Le 30 juillet 2012, pour contester la rupture de son contrat de travail, la salariée informait le couple employeur qu’elle était enceinte. Le couple employeur a refusé d’annuler la rupture du contrat de l’assistante maternelle, s’en est donc suivi un contentieux devant les juridictions prud’homales.

La Cour d’Appel a déclaré nulle la rupture du contrat de travail de l’assistante maternelle.

Le couple employeur a formé un pourvoi en cassation. Ils soutenaient que le droit au retrait de l’enfant ouvert aux particuliers employant des assistantes maternelles peut s’exercer librement, sous réserve que le motif du retrait ne soit pas illicite et que, par ailleurs, la décision de rompre le contrat de travail n’avait pas à être motivée.

Ils argumentaient également le fait de n’avoir connu l’état de grossesse de la salariée que 12 jours après avoir annoncé le retrait de l’enfant et que ce retrait étant motivé par la scolarisation de l’enfant, il ne pouvait donner lieu à une annulation car ce motif était de nature à caractériser une impossibilité de maintenir le contrat de travail pour un motif étranger à l’état de grossesse de la salariée.

Ce qu’en dit la Cour de Cassation :

La Cour de Cassation a cependant rejeté cette argumentation et fait une stricte application de l’article L. 1225-5 du Code du travail. Elle relève d’une part que l’assistante maternelle avait adressé dans les quinze jours suivant la rupture un certificat médical attestant de son état de grossesse, et d’autre part que le couple employeur ne prouvait pas le refus de la salariée d’accepter les nouvelles conditions de garde qui lui avaient été proposées. La Cour considérant ainsi que l’employeur n’établissait pas une impossibilité de maintenir le contrat de travail pour un motif étranger à la grossesse ou à l’accouchement de la salariée.

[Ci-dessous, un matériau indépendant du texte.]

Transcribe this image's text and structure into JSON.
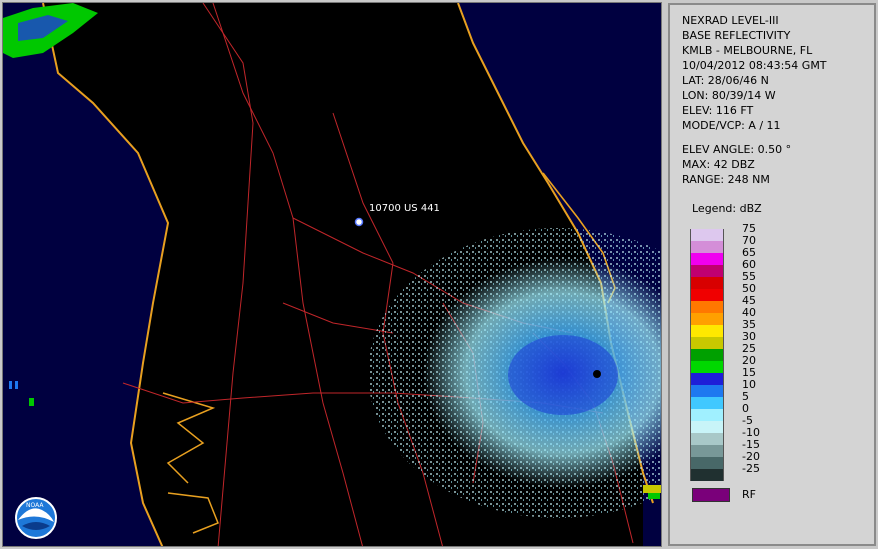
{
  "map": {
    "location_marker_label": "10700 US 441",
    "logo_text": "NOAA"
  },
  "info": {
    "line1": "NEXRAD LEVEL-III",
    "line2": "BASE REFLECTIVITY",
    "station": "KMLB - MELBOURNE, FL",
    "datetime": "10/04/2012 08:43:54 GMT",
    "lat": "LAT: 28/06/46 N",
    "lon": "LON: 80/39/14 W",
    "elev": "ELEV: 116 FT",
    "mode": "MODE/VCP: A / 11",
    "elev_angle": "ELEV ANGLE: 0.50 °",
    "max": "MAX: 42 DBZ",
    "range": "RANGE: 248 NM"
  },
  "legend": {
    "title": "Legend: dBZ",
    "levels": [
      {
        "label": "75",
        "color": "#ddc8ee"
      },
      {
        "label": "70",
        "color": "#d48ed8"
      },
      {
        "label": "65",
        "color": "#f000f0"
      },
      {
        "label": "60",
        "color": "#c00070"
      },
      {
        "label": "55",
        "color": "#d80000"
      },
      {
        "label": "50",
        "color": "#f00000"
      },
      {
        "label": "45",
        "color": "#ff7800"
      },
      {
        "label": "40",
        "color": "#ffa000"
      },
      {
        "label": "35",
        "color": "#ffe800"
      },
      {
        "label": "30",
        "color": "#c8c800"
      },
      {
        "label": "25",
        "color": "#00a000"
      },
      {
        "label": "20",
        "color": "#00d800"
      },
      {
        "label": "15",
        "color": "#1e1ed8"
      },
      {
        "label": "10",
        "color": "#1e78f0"
      },
      {
        "label": "5",
        "color": "#40c8ff"
      },
      {
        "label": "0",
        "color": "#a0f0ff"
      },
      {
        "label": "-5",
        "color": "#c8f4f8"
      },
      {
        "label": "-10",
        "color": "#a8c8c8"
      },
      {
        "label": "-15",
        "color": "#789898"
      },
      {
        "label": "-20",
        "color": "#486868"
      },
      {
        "label": "-25",
        "color": "#203030"
      }
    ],
    "rf_label": "RF",
    "rf_color": "#7a007a"
  }
}
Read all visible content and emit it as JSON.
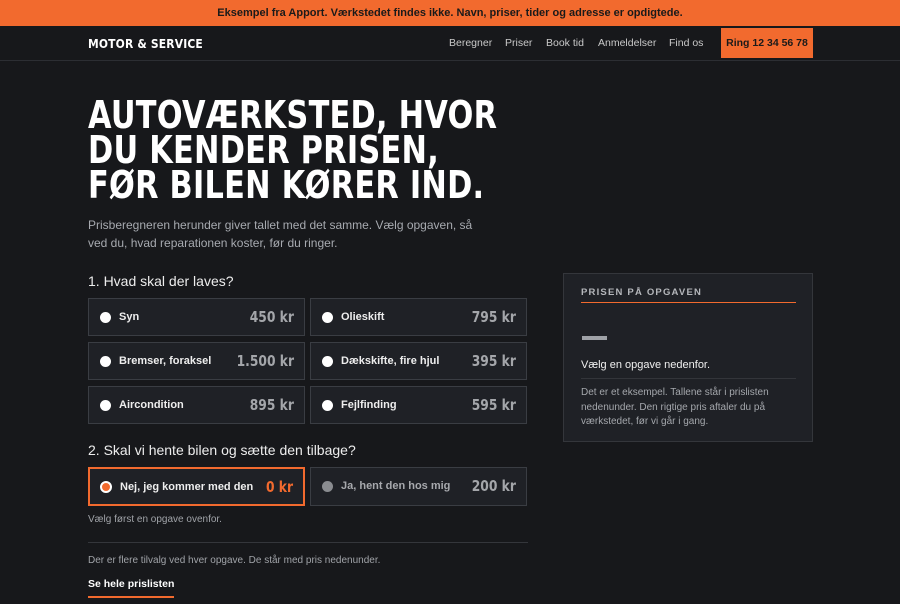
{
  "banner": {
    "text": "Eksempel fra Apport. Værkstedet findes ikke. Navn, priser, tider og adresse er opdigtede."
  },
  "header": {
    "brand": "MOTOR & SERVICE",
    "nav": [
      "Beregner",
      "Priser",
      "Book tid",
      "Anmeldelser",
      "Find os"
    ],
    "call_label": "Ring 12 34 56 78"
  },
  "hero": {
    "lines": [
      "AUTOVÆRKSTED, HVOR",
      "DU KENDER PRISEN,",
      "FØR BILEN KØRER IND."
    ],
    "lead": "Prisberegneren herunder giver tallet med det samme. Vælg opgaven, så ved du, hvad reparationen koster, før du ringer."
  },
  "step1": {
    "title": "1. Hvad skal der laves?",
    "options": [
      {
        "label": "Syn",
        "price": "450 kr"
      },
      {
        "label": "Olieskift",
        "price": "795 kr"
      },
      {
        "label": "Bremser, foraksel",
        "price": "1.500 kr"
      },
      {
        "label": "Dækskifte, fire hjul",
        "price": "395 kr"
      },
      {
        "label": "Aircondition",
        "price": "895 kr"
      },
      {
        "label": "Fejlfinding",
        "price": "595 kr"
      }
    ]
  },
  "step2": {
    "title": "2. Skal vi hente bilen og sætte den tilbage?",
    "options": [
      {
        "label": "Nej, jeg kommer med den",
        "price": "0 kr",
        "selected": true
      },
      {
        "label": "Ja, hent den hos mig",
        "price": "200 kr",
        "selected": false
      }
    ],
    "hint": "Vælg først en opgave ovenfor."
  },
  "footer": {
    "note": "Der er flere tilvalg ved hver opgave. De står med pris nedenunder.",
    "link": "Se hele prislisten"
  },
  "price_card": {
    "heading": "PRISEN PÅ OPGAVEN",
    "message": "Vælg en opgave nedenfor.",
    "note": "Det er et eksempel. Tallene står i prislisten nedenunder. Den rigtige pris aftaler du på værkstedet, før vi går i gang."
  },
  "colors": {
    "accent": "#f26a2e",
    "background": "#17181b",
    "surface": "#1f2126"
  }
}
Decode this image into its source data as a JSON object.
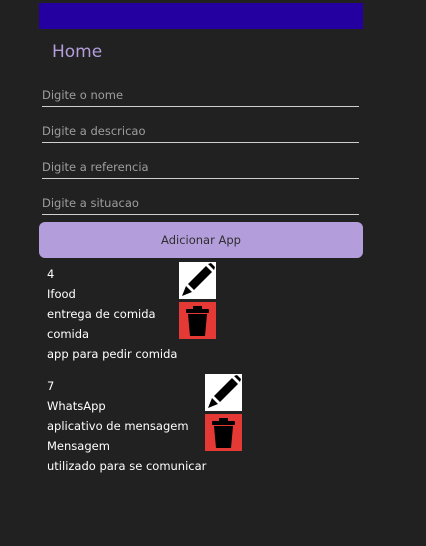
{
  "header": {
    "title": "Home"
  },
  "form": {
    "fields": [
      {
        "name": "nome",
        "placeholder": "Digite o nome",
        "value": ""
      },
      {
        "name": "descricao",
        "placeholder": "Digite a descricao",
        "value": ""
      },
      {
        "name": "referencia",
        "placeholder": "Digite a referencia",
        "value": ""
      },
      {
        "name": "situacao",
        "placeholder": "Digite a situacao",
        "value": ""
      }
    ],
    "submit_label": "Adicionar App"
  },
  "items": [
    {
      "id": "4",
      "nome": "Ifood",
      "descricao": "entrega de comida",
      "referencia": "comida",
      "situacao": "app para pedir comida"
    },
    {
      "id": "7",
      "nome": "WhatsApp",
      "descricao": "aplicativo de mensagem",
      "referencia": "Mensagem",
      "situacao": "utilizado para se comunicar"
    }
  ],
  "icons": {
    "edit": "pencil-icon",
    "delete": "trash-icon"
  },
  "colors": {
    "app_bar": "#2400a0",
    "accent": "#b39ddb",
    "background": "#212121",
    "delete_bg": "#e53935"
  }
}
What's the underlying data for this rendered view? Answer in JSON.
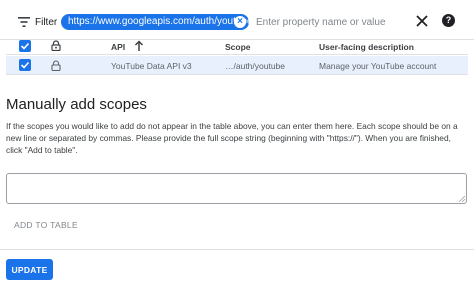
{
  "filter": {
    "label": "Filter",
    "chip_value": "https://www.googleapis.com/auth/youtube",
    "property_placeholder": "Enter property name or value",
    "icons": [
      "filter-icon",
      "close-icon",
      "help-icon"
    ]
  },
  "table": {
    "columns": [
      "API",
      "Scope",
      "User-facing description"
    ],
    "sort_column": "API",
    "rows": [
      {
        "selected": true,
        "locked": true,
        "api": "YouTube Data API v3",
        "scope": "…/auth/youtube",
        "description": "Manage your YouTube account"
      }
    ]
  },
  "manual": {
    "title": "Manually add scopes",
    "description": "If the scopes you would like to add do not appear in the table above, you can enter them here. Each scope should be on a new line or separated by commas. Please provide the full scope string (beginning with \"https://\"). When you are finished, click \"Add to table\".",
    "input_value": "",
    "add_button": "ADD TO TABLE"
  },
  "footer": {
    "update_button": "UPDATE"
  },
  "colors": {
    "accent": "#1a73e8",
    "row_highlight": "#e8f0fe",
    "border": "#e0e0e0",
    "disabled_text": "#80868b"
  }
}
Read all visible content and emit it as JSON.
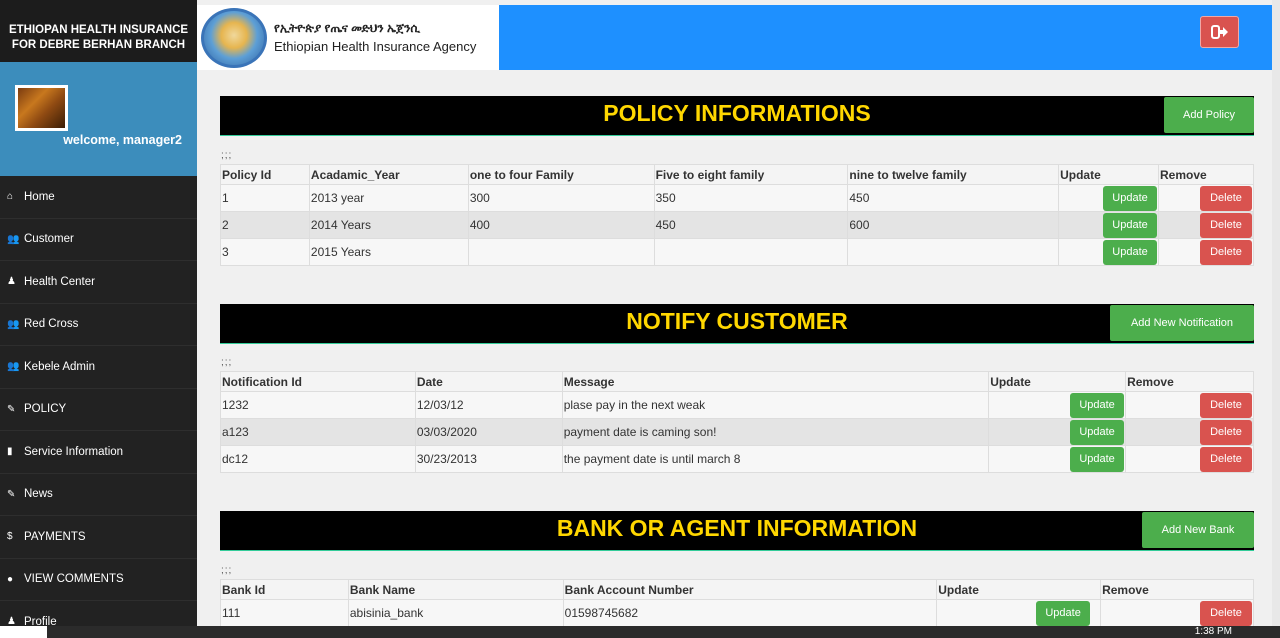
{
  "brand": {
    "line1": "ETHIOPAN HEALTH INSURANCE",
    "line2": "FOR DEBRE BERHAN BRANCH"
  },
  "profile": {
    "welcome": "welcome, manager2"
  },
  "nav": [
    {
      "icon": "home-icon",
      "glyph": "⌂",
      "label": "Home"
    },
    {
      "icon": "users-icon",
      "glyph": "👥",
      "label": "Customer"
    },
    {
      "icon": "user-icon",
      "glyph": "♟",
      "label": "Health Center"
    },
    {
      "icon": "users-icon",
      "glyph": "👥",
      "label": "Red Cross"
    },
    {
      "icon": "users-icon",
      "glyph": "👥",
      "label": "Kebele Admin"
    },
    {
      "icon": "edit-icon",
      "glyph": "✎",
      "label": "POLICY"
    },
    {
      "icon": "book-icon",
      "glyph": "▮",
      "label": "Service Information"
    },
    {
      "icon": "edit-icon",
      "glyph": "✎",
      "label": "News"
    },
    {
      "icon": "dollar-icon",
      "glyph": "$",
      "label": "PAYMENTS"
    },
    {
      "icon": "comment-icon",
      "glyph": "●",
      "label": "VIEW COMMENTS"
    },
    {
      "icon": "user-icon",
      "glyph": "♟",
      "label": "Profile"
    }
  ],
  "header": {
    "amharic": "የኢትዮጵያ የጤና መድህን ኤጀንሲ",
    "english": "Ethiopian Health Insurance Agency"
  },
  "policy": {
    "title": "POLICY INFORMATIONS",
    "add_label": "Add Policy",
    "semis": ";;;",
    "columns": [
      "Policy Id",
      "Acadamic_Year",
      "one to four Family",
      "Five to eight family",
      "nine to twelve family",
      "Update",
      "Remove"
    ],
    "rows": [
      [
        "1",
        "2013 year",
        "300",
        "350",
        "450"
      ],
      [
        "2",
        "2014 Years",
        "400",
        "450",
        "600"
      ],
      [
        "3",
        "2015 Years",
        "",
        "",
        ""
      ]
    ],
    "update_label": "Update",
    "delete_label": "Delete"
  },
  "notify": {
    "title": "NOTIFY CUSTOMER",
    "add_label": "Add New Notification",
    "semis": ";;;",
    "columns": [
      "Notification Id",
      "Date",
      "Message",
      "Update",
      "Remove"
    ],
    "rows": [
      [
        "1232",
        "12/03/12",
        "plase pay in the next weak"
      ],
      [
        "a123",
        "03/03/2020",
        "payment date is caming son!"
      ],
      [
        "dc12",
        "30/23/2013",
        "the payment date is until march 8"
      ]
    ],
    "update_label": "Update",
    "delete_label": "Delete"
  },
  "bank": {
    "title": "BANK OR AGENT INFORMATION",
    "add_label": "Add New Bank",
    "semis": ";;;",
    "columns": [
      "Bank Id",
      "Bank Name",
      "Bank Account Number",
      "Update",
      "Remove"
    ],
    "rows": [
      [
        "111",
        "abisinia_bank",
        "01598745682"
      ]
    ],
    "update_label": "Update",
    "delete_label": "Delete"
  },
  "taskbar": {
    "clock": "1:38 PM"
  },
  "colors": {
    "sidebar": "#222222",
    "profile": "#3c8dbc",
    "header": "#1e90ff",
    "title": "#ffd700",
    "update": "#4cae4c",
    "delete": "#d9534f"
  }
}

Ainsi, la révélation de la grossesse dans le délai de quinze jours après la notification de la rupture du contrat de travail neutralise le pouvoir de l’employeur de licencier.

Cette décision fait une juste application des dispositions du code du travail en matière de protection de la grossesse et de la maternité mais se justifie également par la nécessité de protéger la santé physique et psychique de la salariée enceinte. Cet impératif de protection est ancré dans le droit communautaire, et la Cour de justice de la Communauté européenne (CJCE) le rappelle de manière régulière.